Las calles de Triana huelen a víspera. Cinco y media en la plazoleta de Santa Ana. Tres adolescente en bicicleta cantando no sé qué chanzas. Una pareja se detiene frente al campanario en restauración y levanta la vista. De camino, un viejo me ha enseñado cómo anidan las tórtolas en los naranjos. Los azahares, a punto de reventar, en medio de los preparativos de Semana Santa.

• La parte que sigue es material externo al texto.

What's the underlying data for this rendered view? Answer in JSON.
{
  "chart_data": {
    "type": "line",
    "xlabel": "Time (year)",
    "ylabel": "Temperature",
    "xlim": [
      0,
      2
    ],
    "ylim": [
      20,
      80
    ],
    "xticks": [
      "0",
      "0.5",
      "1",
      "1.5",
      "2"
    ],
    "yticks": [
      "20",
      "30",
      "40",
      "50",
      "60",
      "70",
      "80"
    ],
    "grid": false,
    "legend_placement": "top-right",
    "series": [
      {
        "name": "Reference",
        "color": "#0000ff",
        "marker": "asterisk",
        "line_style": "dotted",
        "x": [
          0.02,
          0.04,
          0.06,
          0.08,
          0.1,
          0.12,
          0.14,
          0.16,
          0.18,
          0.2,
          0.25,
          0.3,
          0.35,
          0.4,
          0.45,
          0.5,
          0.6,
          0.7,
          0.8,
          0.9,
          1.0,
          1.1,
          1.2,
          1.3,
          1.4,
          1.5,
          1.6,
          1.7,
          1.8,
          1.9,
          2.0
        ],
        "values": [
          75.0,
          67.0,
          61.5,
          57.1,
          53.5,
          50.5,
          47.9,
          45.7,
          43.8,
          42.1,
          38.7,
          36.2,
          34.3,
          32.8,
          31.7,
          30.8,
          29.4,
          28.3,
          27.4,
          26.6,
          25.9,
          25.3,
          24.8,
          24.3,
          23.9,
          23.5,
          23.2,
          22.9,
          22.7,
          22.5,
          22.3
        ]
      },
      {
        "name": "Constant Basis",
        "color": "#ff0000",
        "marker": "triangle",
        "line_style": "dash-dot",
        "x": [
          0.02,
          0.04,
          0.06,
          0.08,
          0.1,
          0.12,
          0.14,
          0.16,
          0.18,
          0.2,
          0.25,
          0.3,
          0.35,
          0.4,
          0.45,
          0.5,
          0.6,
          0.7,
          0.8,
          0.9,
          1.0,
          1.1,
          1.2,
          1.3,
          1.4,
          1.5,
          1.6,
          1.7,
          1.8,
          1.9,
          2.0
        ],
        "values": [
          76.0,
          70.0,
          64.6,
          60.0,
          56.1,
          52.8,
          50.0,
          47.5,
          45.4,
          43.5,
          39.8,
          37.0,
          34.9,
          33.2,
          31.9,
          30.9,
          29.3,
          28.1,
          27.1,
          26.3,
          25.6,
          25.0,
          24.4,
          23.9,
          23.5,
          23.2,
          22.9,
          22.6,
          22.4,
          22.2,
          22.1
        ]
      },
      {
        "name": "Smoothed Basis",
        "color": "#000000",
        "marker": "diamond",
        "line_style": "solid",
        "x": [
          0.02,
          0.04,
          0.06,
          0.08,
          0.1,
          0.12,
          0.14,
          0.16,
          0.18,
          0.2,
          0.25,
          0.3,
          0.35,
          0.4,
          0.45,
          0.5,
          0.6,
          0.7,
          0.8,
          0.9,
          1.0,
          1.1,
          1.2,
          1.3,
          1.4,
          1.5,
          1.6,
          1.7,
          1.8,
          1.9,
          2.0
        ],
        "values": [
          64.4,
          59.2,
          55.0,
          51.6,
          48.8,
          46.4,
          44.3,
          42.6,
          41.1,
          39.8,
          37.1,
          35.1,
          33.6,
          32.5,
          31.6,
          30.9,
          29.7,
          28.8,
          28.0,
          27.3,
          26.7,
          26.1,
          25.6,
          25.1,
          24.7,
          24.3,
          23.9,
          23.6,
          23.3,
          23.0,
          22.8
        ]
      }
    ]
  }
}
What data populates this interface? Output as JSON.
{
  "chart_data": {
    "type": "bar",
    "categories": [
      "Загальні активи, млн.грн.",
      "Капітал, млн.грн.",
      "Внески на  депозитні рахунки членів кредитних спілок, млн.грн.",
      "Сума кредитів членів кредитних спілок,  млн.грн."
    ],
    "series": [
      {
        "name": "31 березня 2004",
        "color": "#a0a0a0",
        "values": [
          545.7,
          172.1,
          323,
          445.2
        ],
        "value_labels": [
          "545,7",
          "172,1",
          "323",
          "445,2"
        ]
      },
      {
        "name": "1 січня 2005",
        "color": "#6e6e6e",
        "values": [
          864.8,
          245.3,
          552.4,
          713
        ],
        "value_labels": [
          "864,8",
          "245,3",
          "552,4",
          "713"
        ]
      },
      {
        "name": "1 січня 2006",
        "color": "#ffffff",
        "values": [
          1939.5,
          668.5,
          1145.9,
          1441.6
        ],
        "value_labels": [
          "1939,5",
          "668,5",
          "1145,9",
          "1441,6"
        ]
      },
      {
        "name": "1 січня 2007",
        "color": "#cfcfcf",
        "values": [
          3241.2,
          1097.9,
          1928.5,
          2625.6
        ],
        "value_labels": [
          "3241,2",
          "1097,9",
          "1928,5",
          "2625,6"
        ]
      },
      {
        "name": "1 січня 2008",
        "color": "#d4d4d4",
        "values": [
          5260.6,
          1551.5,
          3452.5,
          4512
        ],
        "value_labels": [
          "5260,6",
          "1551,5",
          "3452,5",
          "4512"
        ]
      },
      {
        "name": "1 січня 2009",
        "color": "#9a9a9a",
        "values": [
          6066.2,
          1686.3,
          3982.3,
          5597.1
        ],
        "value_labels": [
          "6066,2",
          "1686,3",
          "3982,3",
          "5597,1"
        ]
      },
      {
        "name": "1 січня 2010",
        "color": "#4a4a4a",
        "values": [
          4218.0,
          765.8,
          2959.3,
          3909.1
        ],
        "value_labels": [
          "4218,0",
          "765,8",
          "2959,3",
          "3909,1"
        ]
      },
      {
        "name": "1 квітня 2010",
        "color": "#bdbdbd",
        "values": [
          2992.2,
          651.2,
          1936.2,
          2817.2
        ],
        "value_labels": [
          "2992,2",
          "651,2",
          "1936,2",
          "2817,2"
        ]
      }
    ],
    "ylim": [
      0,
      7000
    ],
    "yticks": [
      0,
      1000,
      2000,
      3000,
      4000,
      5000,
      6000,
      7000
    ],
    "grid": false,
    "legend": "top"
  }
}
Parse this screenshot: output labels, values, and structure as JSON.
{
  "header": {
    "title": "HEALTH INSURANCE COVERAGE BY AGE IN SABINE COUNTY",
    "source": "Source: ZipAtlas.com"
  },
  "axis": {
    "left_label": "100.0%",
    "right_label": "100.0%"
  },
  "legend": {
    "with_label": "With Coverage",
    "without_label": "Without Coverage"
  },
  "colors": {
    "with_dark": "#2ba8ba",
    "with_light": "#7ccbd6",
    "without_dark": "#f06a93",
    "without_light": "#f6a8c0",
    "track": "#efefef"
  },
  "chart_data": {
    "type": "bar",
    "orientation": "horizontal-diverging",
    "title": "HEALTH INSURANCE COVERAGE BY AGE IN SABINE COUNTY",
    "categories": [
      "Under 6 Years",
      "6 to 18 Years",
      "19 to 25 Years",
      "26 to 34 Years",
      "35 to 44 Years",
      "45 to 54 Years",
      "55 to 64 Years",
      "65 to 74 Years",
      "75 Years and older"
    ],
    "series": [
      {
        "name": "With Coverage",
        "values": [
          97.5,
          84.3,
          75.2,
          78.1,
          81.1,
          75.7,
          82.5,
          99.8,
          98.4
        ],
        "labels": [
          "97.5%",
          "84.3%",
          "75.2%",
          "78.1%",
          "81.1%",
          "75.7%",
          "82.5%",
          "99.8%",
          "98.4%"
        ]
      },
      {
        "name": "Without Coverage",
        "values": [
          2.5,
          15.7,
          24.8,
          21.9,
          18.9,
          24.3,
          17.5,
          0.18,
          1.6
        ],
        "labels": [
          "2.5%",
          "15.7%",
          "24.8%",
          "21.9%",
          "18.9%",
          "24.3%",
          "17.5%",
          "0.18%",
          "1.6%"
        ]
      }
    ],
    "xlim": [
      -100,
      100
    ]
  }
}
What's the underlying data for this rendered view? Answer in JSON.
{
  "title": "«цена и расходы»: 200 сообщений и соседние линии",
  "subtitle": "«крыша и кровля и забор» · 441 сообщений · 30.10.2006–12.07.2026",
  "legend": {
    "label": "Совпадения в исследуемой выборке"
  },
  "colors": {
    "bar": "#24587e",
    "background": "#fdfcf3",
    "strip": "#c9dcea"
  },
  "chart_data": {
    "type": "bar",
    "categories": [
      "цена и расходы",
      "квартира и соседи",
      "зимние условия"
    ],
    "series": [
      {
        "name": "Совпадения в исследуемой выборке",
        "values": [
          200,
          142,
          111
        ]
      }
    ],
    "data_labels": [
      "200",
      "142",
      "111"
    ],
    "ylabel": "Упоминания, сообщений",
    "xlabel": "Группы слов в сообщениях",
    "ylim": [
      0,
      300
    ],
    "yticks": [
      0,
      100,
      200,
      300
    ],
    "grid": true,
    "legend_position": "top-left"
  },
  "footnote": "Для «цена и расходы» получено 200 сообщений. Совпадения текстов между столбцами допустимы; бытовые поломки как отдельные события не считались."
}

En un café, mientras leía, me encontró un ángel. El sitio estaba lleno. Un hombre me preguntó si me importaba compartir mi mesa. Venía con una señora, quizás su madre. La sentó frente a mí. Pelo blanquísimo, ojos azules con una luminosidad extraordinaria. “Qué linda”, dijo al hombre, y no me quitó los ojos de encima en todo el tiempo que duró su café con pastelitos. “Qué linda”, repetía ella de vez en cuando y yo abandonaba a Chomsky para devolverle una sonrisa. Al levantarse, se acercó y me dijo que rezaría por mí, por que me fuera bien. Me dijo “pediré a Dios por ti” con un hilo de voz, mirándome con una ternura indescriptible. Tomé su mano y le di las gracias.
Cruzando el puente de Triana, se ponía el sol. Desde el Paseo Colón y sus palmeras, en la ribera sur del Guadalquivir, vi un atardecer “de libro” contra los techos de Triana. Me llegó a dar risa: me sentía como en una especie de momento epifánico, dentro de cualquier película independiente norteamericana.